«Sujud ash shukr» ou «prosternation de gratitude», comporte de nombreuses modalités et des bienfaits incommensurables pour le musulman qui la pratique. Sujud ash shukr est un acte recommandable lorsque l’on est touché par un bienfait qui nous rend heureux, ou suite au renouvellement d’un bienfait, ou encore lorsqu’un mal est repoussé.
Ainsi, il s’agit d’une prosternation qui marque une reconnaissance établie pour réagir à la facilitation d’une affaire par Allah (subhannou wa ta’ala) sous forme de l’acquisition d’un intérêt ou de la réparation d’un préjudice. Le hadîth établissant la prosternation de gratitude a été rapporté par Abou Bakrata qui dit : «Quand le Prophète (salla alayhi wa salam ) apprenait ou acceptait une affaire qui lui faisant plaisir, il se prosternait, histoire d’exprimer sa gratitude à l’endroit d’Allah le Très Haut (subhanou wa ta’ala)». (rapporté par les Cinq à l’exception de Nassaï).

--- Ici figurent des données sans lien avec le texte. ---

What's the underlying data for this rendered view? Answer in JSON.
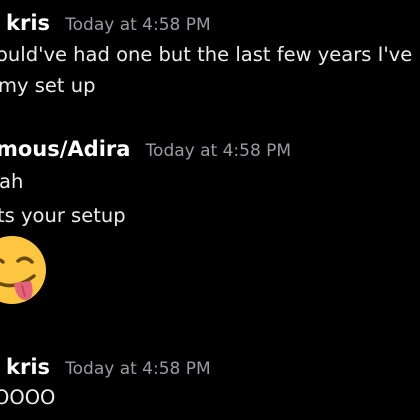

At-Tirmidhi dit de ce hadith qu’il est beau et étrange . La version d’Ahmad dit : «Il se trouvait aux côtés du Prophète (salla alayhi wa salam ) qui était couché, la tête contre le sein d’Aïcha et qui se leva puis se prosterna». (rapporté par Ahmad, 5/45 et al-Hakim,4/291).

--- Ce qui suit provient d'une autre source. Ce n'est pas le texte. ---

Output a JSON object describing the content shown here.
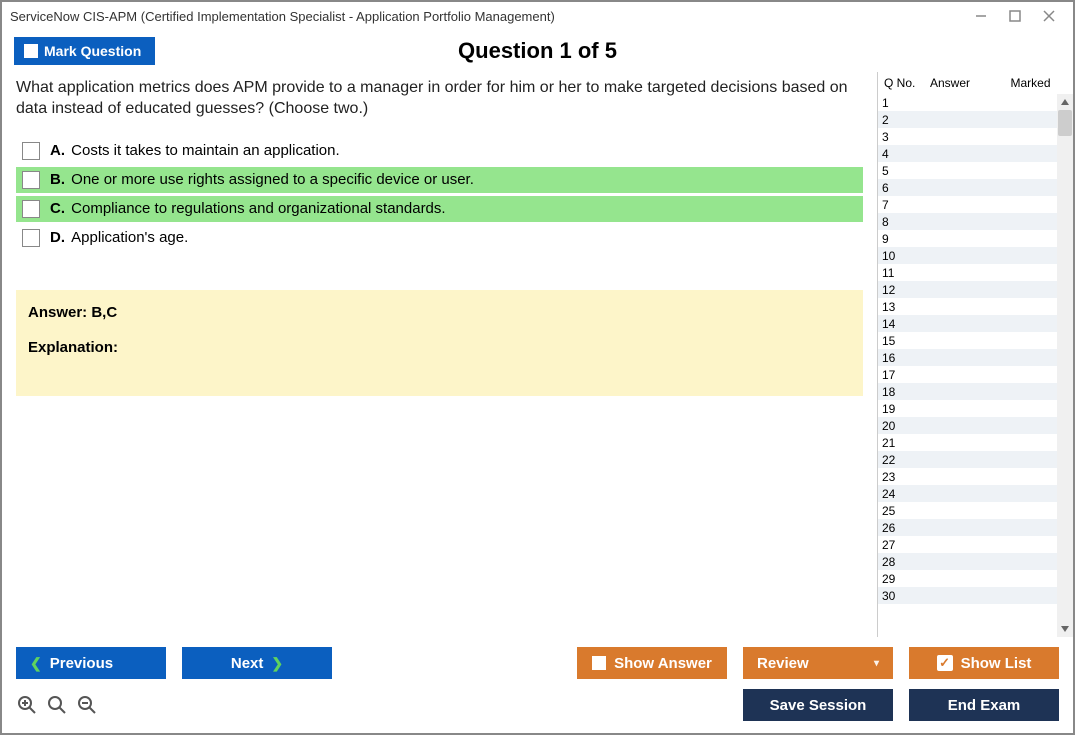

La prosternation de gratitude ne fait pas partie de la prière, elle ne doit pas y être intégrée. Il s’agit d’une prosternation de reconnaissance à l’arrivée d’une bénédiction apparente ou à la résolution d’une détresse quelque soit le moment du jour ou de la nuit. Il n’y a aucune obligation qui prescrit de faire Sujud ash shukr, mais le prophète Muhammad (sallAllahou ‘alayhi wa salam) la pratiquait comme le transmet Sa’d Ibn Abi Waqqas (qu’Allah l’agrée) qui dit : «Nous étions avec le prophète (sallAllahou ‘alayhi wa salam), quittant Makkah (La Mecque) et espérant nous rendre à Al-Madina (Médine). Alors que nous étions près de Azwara (un lieu d’arrêt près de Makkah), Il (sallAllahou ‘alayhi wa salam) s’est arrêté et a levé ses mains en invoquant pendant une heure, et Il s’est ensuite laisser tomber pour se prosterner. Il est resté ainsi quelque temps et s’est ensuite levé, étendant ses mains pendant une autre heure. Il s’est de nouveau prosterné et a ensuite invoqué et après s’être prosterné une troisième fois il (sallAllahou ‘alayhi wa salam) a dit : « En vérité j’ai demandé à mon Seigneur l’intercession pour ma nation. On m’a accordé la permission d’intercéder pour un tiers, donc je suis tombé pour me prosterner devant mon Seigneur par gratitude. Puis j’ai relevé ma tête et j’ai demandé à mon Seigneur pour ma nation et on m’a accordé un autre tiers. Donc je suis tombé pour me prosterner devant mon Seigneur par reconnaissance et je me suis ensuite relevé pour demander à mon Seigneur de nouveau l’intercession pour ma nation. Il m’a donné la permission d’intercéder pour le dernier tiers donc je me suis prosterné devant mon Seigneur. » (hadith 1159 est rapporté par Abû Dawud).

D’autres éléments rapportés relatent la pratique de la prosternation de gratitude.
Ainsi, quand Abou Bakr (qu’Allah l’agrée) apprit l’exécution de Moussaylima, il se prosterna. (rapporté par Said ibn Mansour dans ses Sunan).
Quand ‘Ali découvrit l’homme au sein parmi les rebelles (Khawaridj qui le combattaient) il se prosterna. (rapporté par Ahmad dans al-Mousnad).
Enfin, quand Ka’ab ibn Malik apprit du vivant du Prophète (sallAllahou ‘alayhi wa salam) qu’Allah (subhanou wa ta’ala) avait accepté son repentir, il se prosterna. (le récit est cité dans les deux Sahih).